Dormant recreational vehicles during their off-season layup can become a home to spiders and other creepy crawlies. Running around with a bug spray aerosol will not get the job done, as they shelter in cracks and crevices. To effectively eradicate them requires a strategy like bug-fog bombs that fully discharge in a fog-like once triggered. This solution requires several cans, depending on the size of the RV. Bombs should be placed within the coach and in the basement storage bins and lockers. Once each has been triggered, exit and close up the unit. After four hours, or as indicated by the product manufacturer, open and air out the entire RV. Doing this after a spring layup is ideal, as there are no foods or personal items present.
Top Up Tire Pressure
Checking the tire pressures seems like a common task when putting your RV back on the road for a new season. However, many people surprisingly assume that the tires are fine because they looked good and were under the proper pressure when put into storage. The fact is, tires lose pressure constantly. This is due to the extremely small size of oxygen molecules and their ability to pass through the tire’s casing over time.
Update the Global Position System
GPS databases require an update to encompass any changes in routes, road construction, road closures and new services. Updates are generally available from GPS distributors and manufacturers and may be offered without charge, depending on the make.
Use RV Fuel Additives
Today’s gas-powered vehicles really do not require any fuel additives. While that holds true for most, it does not necessarily apply to recreation vehicles. The winter layup has little effect on the engine. However, the same can not be said for the gasoline in the fuel tank and system. Gasoline, unlike diesel fuel, has a short shelf life before it starts degrading. This degradation can start within three to six months, while any ethanol present can start losing its combustibility as early as one month. There are stabilizing additives that can help improve the performance of stale gas. Additionally, the benefits of a bottle of injector cleaner cannot be overstated, even with a carburetor-equipped motor. Fuel additives can be found at local automotive stores.

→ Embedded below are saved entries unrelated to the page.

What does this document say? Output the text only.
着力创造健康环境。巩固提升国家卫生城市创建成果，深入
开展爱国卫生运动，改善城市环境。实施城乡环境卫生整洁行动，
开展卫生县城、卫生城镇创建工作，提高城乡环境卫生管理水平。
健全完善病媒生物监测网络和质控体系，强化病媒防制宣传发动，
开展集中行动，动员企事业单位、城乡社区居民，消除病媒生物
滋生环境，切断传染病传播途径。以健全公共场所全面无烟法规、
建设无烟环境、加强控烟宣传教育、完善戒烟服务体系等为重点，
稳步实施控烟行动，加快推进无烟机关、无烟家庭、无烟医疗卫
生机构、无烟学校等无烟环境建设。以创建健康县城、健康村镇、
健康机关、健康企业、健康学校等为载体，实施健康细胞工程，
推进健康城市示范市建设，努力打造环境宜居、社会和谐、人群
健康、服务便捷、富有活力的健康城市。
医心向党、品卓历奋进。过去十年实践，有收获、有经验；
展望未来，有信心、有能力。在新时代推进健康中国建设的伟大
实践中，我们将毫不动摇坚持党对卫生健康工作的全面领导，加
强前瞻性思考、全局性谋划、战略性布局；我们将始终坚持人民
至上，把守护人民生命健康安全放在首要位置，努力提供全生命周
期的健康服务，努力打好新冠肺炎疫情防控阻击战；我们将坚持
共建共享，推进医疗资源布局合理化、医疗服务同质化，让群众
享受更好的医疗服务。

Lubricate External Moving Parts
External moving mechanical items such as folding access steps tend to not operate as smoothly as they should following a long period of inactivity. This is due mainly to environmental exposure. Cleaning any rust and debris from the hinge areas and the use of a suitable dry lubricant can have them operating as they should for another season.

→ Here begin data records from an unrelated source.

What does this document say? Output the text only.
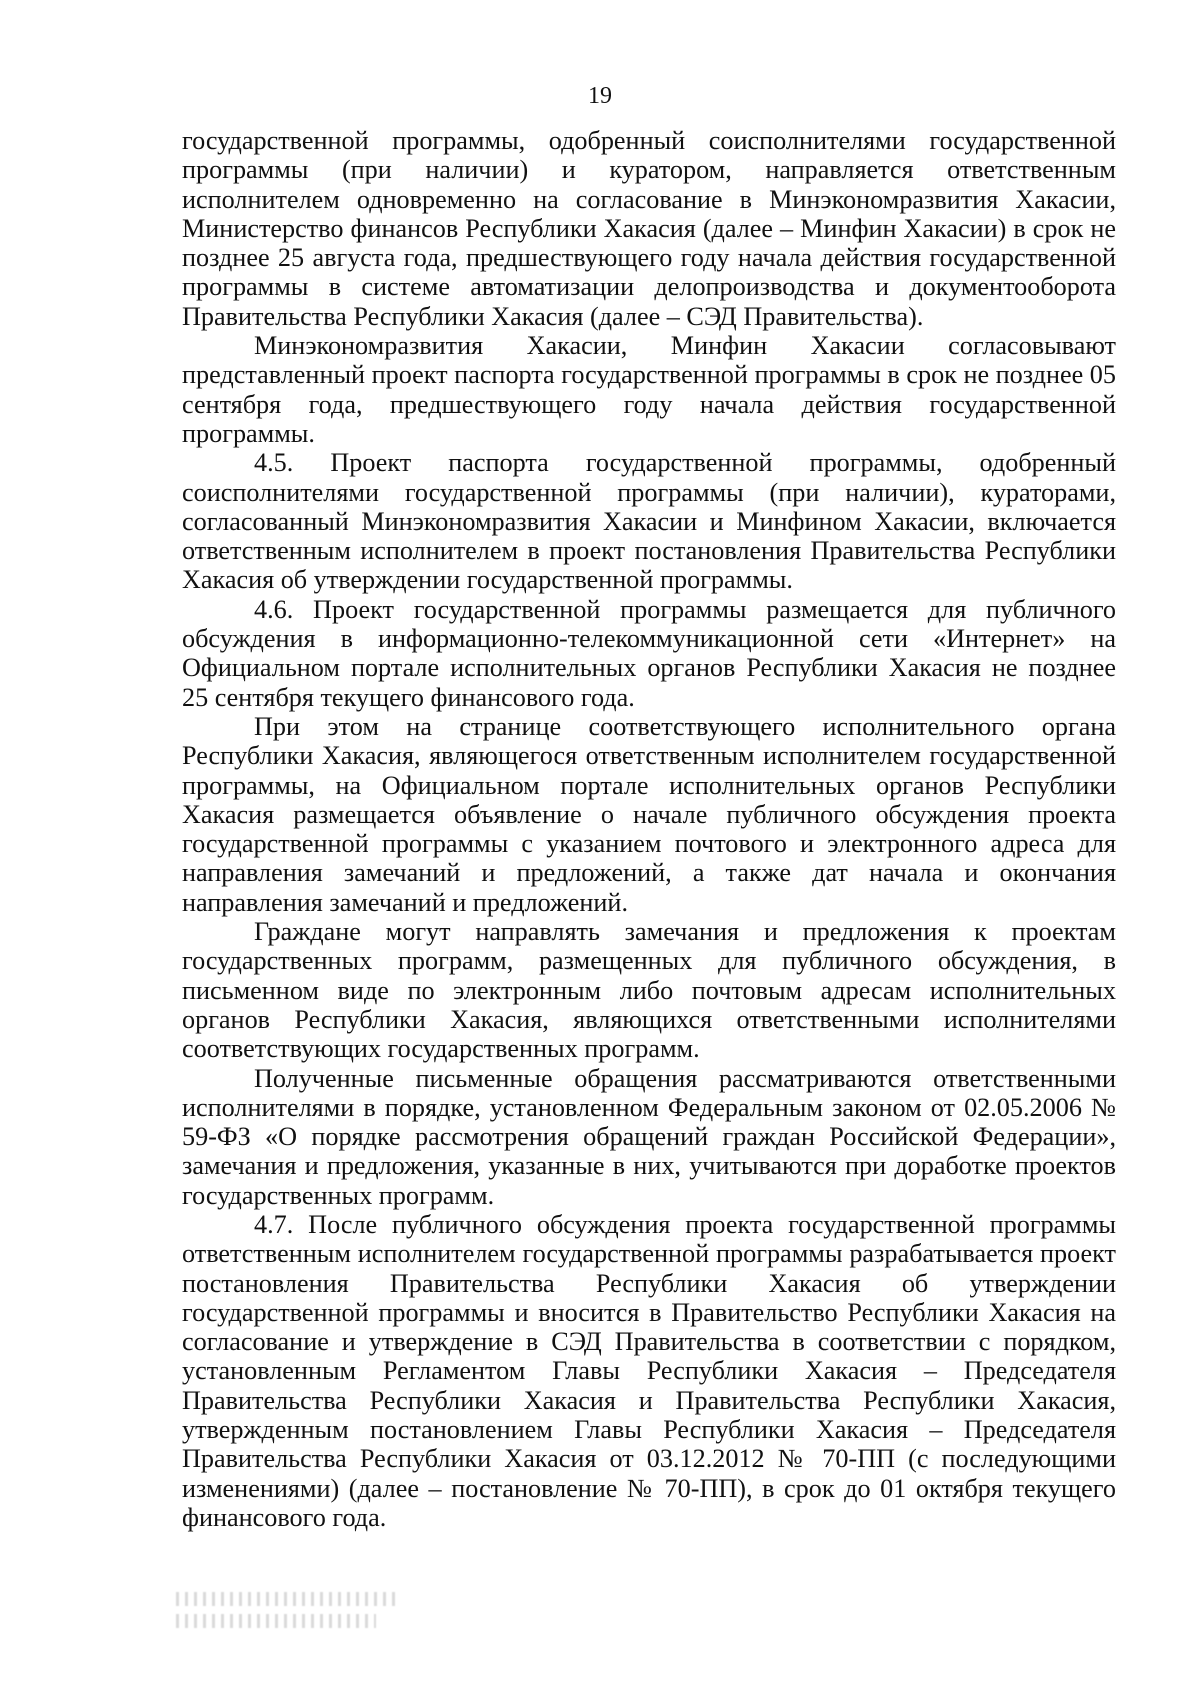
19

государственной программы, одобренный соисполнителями государственной программы (при наличии) и куратором, направляется ответственным исполнителем одновременно на согласование в Минэкономразвития Хакасии, Министерство финансов Республики Хакасия (далее – Минфин Хакасии) в срок не позднее 25 августа года, предшествующего году начала действия государственной программы в системе автоматизации делопроизводства и документооборота Правительства Республики Хакасия (далее – СЭД Правительства).

Минэкономразвития Хакасии, Минфин Хакасии согласовывают представленный проект паспорта государственной программы в срок не позднее 05 сентября года, предшествующего году начала действия государственной программы.

4.5. Проект паспорта государственной программы, одобренный соисполнителями государственной программы (при наличии), кураторами, согласованный Минэкономразвития Хакасии и Минфином Хакасии, включается ответственным исполнителем в проект постановления Правительства Республики Хакасия об утверждении государственной программы.

4.6. Проект государственной программы размещается для публичного обсуждения в информационно-телекоммуникационной сети «Интернет» на Официальном портале исполнительных органов Республики Хакасия не позднее 25 сентября текущего финансового года.

При этом на странице соответствующего исполнительного органа Республики Хакасия, являющегося ответственным исполнителем государственной программы, на Официальном портале исполнительных органов Республики Хакасия размещается объявление о начале публичного обсуждения проекта государственной программы с указанием почтового и электронного адреса для направления замечаний и предложений, а также дат начала и окончания направления замечаний и предложений.

Граждане могут направлять замечания и предложения к проектам государственных программ, размещенных для публичного обсуждения, в письменном виде по электронным либо почтовым адресам исполнительных органов Республики Хакасия, являющихся ответственными исполнителями соответствующих государственных программ.

Полученные письменные обращения рассматриваются ответственными исполнителями в порядке, установленном Федеральным законом от 02.05.2006 № 59-ФЗ «О порядке рассмотрения обращений граждан Российской Федерации», замечания и предложения, указанные в них, учитываются при доработке проектов государственных программ.

4.7. После публичного обсуждения проекта государственной программы ответственным исполнителем государственной программы разрабатывается проект постановления Правительства Республики Хакасия об утверждении государственной программы и вносится в Правительство Республики Хакасия на согласование и утверждение в СЭД Правительства в соответствии с порядком, установленным Регламентом Главы Республики Хакасия – Председателя Правительства Республики Хакасия и Правительства Республики Хакасия, утвержденным постановлением Главы Республики Хакасия – Председателя Правительства Республики Хакасия от 03.12.2012 № 70-ПП (с последующими изменениями) (далее – постановление № 70-ПП), в срок до 01 октября текущего финансового года.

Check Power Door Lock Hinge Contacts
For most coaches equipped with power door locks, there are several spring-loaded electrical contacts located in the door hinge. These contacts can be prone to fail to conduct the required power when they start to oxidize. Oxidization of these can form, especially during lack of use, such as winter storage time. This oxidization can quickly and easily be removed using some fine emery cloth.
Test the Electrical Inverter (if applicable)

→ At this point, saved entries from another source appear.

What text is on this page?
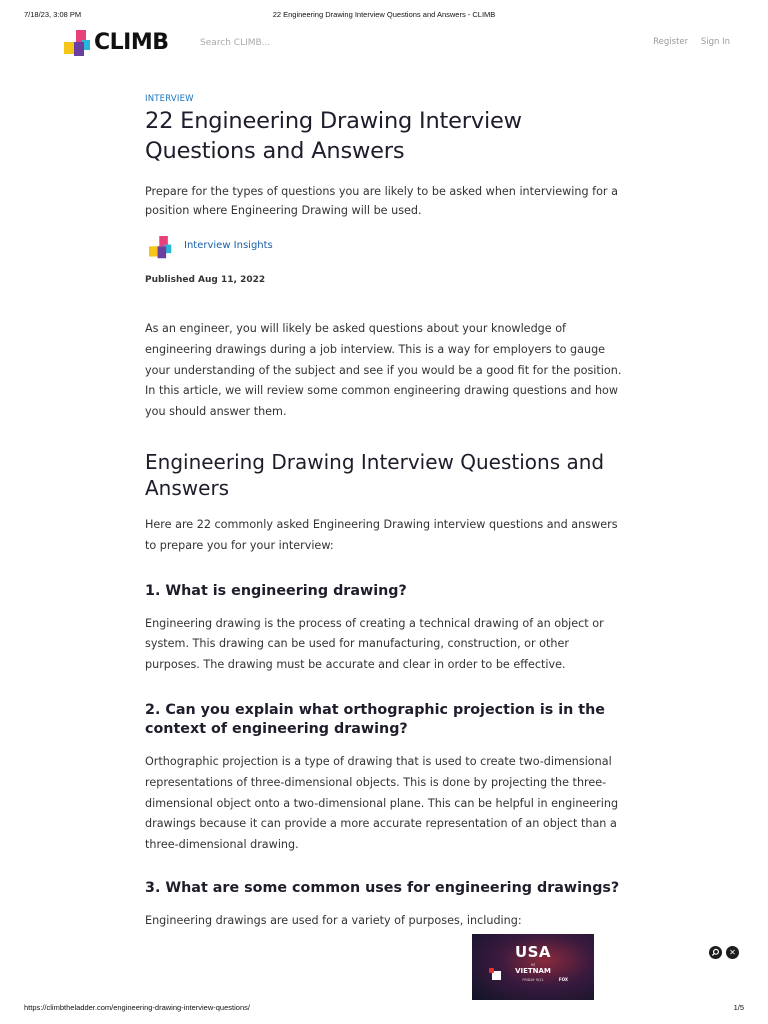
7/18/23, 3:08 PM	22 Engineering Drawing Interview Questions and Answers - CLIMB
CLIMB
Search CLIMB...	Register Sign In
INTERVIEW
22 Engineering Drawing Interview Questions and Answers

Prepare for the types of questions you are likely to be asked when interviewing for a position where Engineering Drawing will be used.

Interview Insights

Published Aug 11, 2022

As an engineer, you will likely be asked questions about your knowledge of engineering drawings during a job interview. This is a way for employers to gauge your understanding of the subject and see if you would be a good fit for the position. In this article, we will review some common engineering drawing questions and how you should answer them.

Engineering Drawing Interview Questions and Answers

Here are 22 commonly asked Engineering Drawing interview questions and answers to prepare you for your interview:

1. What is engineering drawing?

Engineering drawing is the process of creating a technical drawing of an object or system. This drawing can be used for manufacturing, construction, or other purposes. The drawing must be accurate and clear in order to be effective.

2. Can you explain what orthographic projection is in the context of engineering drawing?

Orthographic projection is a type of drawing that is used to create two-dimensional representations of three-dimensional objects. This is done by projecting the three-dimensional object onto a two-dimensional plane. This can be helpful in engineering drawings because it can provide a more accurate representation of an object than a three-dimensional drawing.

3. What are some common uses for engineering drawings?

Engineering drawings are used for a variety of purposes, including:

USA
vs
VIETNAM
FRIDAY 9/21	FOX
✕
https://climbtheladder.com/engineering-drawing-interview-questions/	1/5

Testing the operation of the inverter well before heading out to camp is a good idea. If there are any issues, now is the time to know and correct them. Some RVs need AC power to operate their refrigerator and even their power awnings. So let’s be sure the inverter is doing what inverters are supposed to be doing.
Well, these are just a few things you might want to add to your spring RV awakening time. Of course, you can do more, perhaps check the functioning of as many components and systems as you are capable. After all, now is the time to find and fix any potential issues. Not when you are enjoying a warm summer day in a picture-perfect park.
And yes, “A bad day of RVing is still better than a good day at work!”